An Internet café serves up a bank of computers with high-speed Internet access for public consumption. The customer gets charged by the minute or the hour, or might purchase a monthly pass. The Internet café might also serve food and beverages, but this isn't always the case. These cafés peaked in popularity in the United States between 1995 and 2000, but have mostly been replaced by WiFi cafés.
One breed of Internet café that persists to a lesser degree is geared towards multi-player gaming, but generally cafés were intended for surfing the Net. That could mean collecting email, doing research, or just cruising the World Wide Web.
Those who don't have computers at home are obvious potential customers for an Internet café, while others might have computers but lack high-speed Internet access. It may be a lot quicker, for example, to download software or multimedia files onto a memory stick using an Internet café computer, than to sit for elongated periods of time in front of a dial-up connection at home. If the café serves coffee or other refreshments, better still!
An Internet café is also handy for travelers who can stop in to check email, look up directions, or send off a message to loved ones at home. Other people may just feel like getting out of the house to sit and relax undisturbed in front of a computer in a comfortable setting. For people that don't have portable laptops, this is a nice option.

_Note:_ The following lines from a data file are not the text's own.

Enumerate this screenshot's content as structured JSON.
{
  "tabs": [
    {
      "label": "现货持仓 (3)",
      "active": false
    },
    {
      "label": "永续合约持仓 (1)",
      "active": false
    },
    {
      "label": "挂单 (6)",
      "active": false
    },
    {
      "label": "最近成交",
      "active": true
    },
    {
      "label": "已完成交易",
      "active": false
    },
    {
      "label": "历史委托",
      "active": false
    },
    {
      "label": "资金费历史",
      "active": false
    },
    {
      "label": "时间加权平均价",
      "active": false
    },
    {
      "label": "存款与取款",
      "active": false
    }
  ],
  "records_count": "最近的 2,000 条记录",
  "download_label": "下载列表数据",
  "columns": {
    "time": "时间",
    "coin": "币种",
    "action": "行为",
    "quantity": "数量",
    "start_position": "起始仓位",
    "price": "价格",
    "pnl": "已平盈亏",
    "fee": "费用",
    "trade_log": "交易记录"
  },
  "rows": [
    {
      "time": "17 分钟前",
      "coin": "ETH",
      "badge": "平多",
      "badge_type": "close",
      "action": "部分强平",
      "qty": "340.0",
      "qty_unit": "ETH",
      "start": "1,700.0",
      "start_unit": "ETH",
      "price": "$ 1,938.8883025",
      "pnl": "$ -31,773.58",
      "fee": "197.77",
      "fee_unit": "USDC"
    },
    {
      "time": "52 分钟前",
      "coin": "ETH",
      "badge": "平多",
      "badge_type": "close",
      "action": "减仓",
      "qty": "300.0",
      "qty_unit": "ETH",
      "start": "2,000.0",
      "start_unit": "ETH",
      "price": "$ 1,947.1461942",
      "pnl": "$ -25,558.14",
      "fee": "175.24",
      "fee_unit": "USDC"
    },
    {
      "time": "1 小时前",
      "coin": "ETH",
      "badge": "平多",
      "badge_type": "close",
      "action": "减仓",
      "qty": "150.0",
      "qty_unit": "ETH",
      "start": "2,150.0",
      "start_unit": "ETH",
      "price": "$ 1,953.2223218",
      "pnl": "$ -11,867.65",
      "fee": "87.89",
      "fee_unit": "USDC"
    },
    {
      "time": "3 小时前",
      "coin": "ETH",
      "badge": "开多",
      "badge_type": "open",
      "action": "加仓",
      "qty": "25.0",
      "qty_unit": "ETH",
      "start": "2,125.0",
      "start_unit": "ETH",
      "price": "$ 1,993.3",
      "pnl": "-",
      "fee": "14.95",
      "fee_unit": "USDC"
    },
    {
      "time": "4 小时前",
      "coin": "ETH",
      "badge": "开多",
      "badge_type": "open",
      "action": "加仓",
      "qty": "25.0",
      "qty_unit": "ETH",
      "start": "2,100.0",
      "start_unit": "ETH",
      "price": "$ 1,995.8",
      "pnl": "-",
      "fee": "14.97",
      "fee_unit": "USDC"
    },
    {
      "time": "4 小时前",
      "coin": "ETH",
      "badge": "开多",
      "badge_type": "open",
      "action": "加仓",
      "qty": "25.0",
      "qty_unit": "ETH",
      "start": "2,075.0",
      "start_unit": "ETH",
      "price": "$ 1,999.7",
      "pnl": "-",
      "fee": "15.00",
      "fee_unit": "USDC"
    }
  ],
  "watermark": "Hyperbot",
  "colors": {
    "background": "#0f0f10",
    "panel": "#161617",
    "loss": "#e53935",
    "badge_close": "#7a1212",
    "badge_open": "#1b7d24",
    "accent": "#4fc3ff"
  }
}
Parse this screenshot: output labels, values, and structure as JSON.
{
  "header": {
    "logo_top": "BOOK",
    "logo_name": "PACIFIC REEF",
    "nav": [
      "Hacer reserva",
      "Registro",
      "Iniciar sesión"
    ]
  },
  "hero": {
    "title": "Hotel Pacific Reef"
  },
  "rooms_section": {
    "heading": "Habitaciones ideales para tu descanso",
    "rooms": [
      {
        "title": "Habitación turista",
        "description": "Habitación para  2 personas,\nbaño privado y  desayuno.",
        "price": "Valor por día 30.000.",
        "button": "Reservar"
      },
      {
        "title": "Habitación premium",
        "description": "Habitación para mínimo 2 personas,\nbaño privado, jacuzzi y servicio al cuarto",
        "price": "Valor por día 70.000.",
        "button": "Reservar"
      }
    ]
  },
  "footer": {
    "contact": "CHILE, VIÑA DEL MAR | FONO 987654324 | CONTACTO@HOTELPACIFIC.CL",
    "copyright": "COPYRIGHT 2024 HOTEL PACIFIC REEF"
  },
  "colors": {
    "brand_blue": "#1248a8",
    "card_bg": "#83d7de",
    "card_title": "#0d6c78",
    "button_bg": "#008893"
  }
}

According to the online guide, Internet Café History, Londonite Eva Pascoe was the first to open an Internet café in September 1994, called Café Cyberia. Reportedly instant publicity brought in heavies like Mick Jagger to invest in the enterprise. It wasn't long before Pascoe's idea was replicated. However, as early as 1991, San Francisco's SFNet offered a bank of networked computers that were first connected to a bulletin board and later to the Internet via a 2400 baud modem.
Although the Internet café is still very popular in countries like India, wireless technology and the affordability of laptop computers has made WiFi cafés more ubiquitous in the United States. A WiFi café transmits a wireless network signal throughout the premises enabling any customer to "hop on" using their own laptop with a wireless network card. Although these cafes are wireless, they are sometimes referred to as wired cafés or "hot" after hotspots -- or places with wireless access.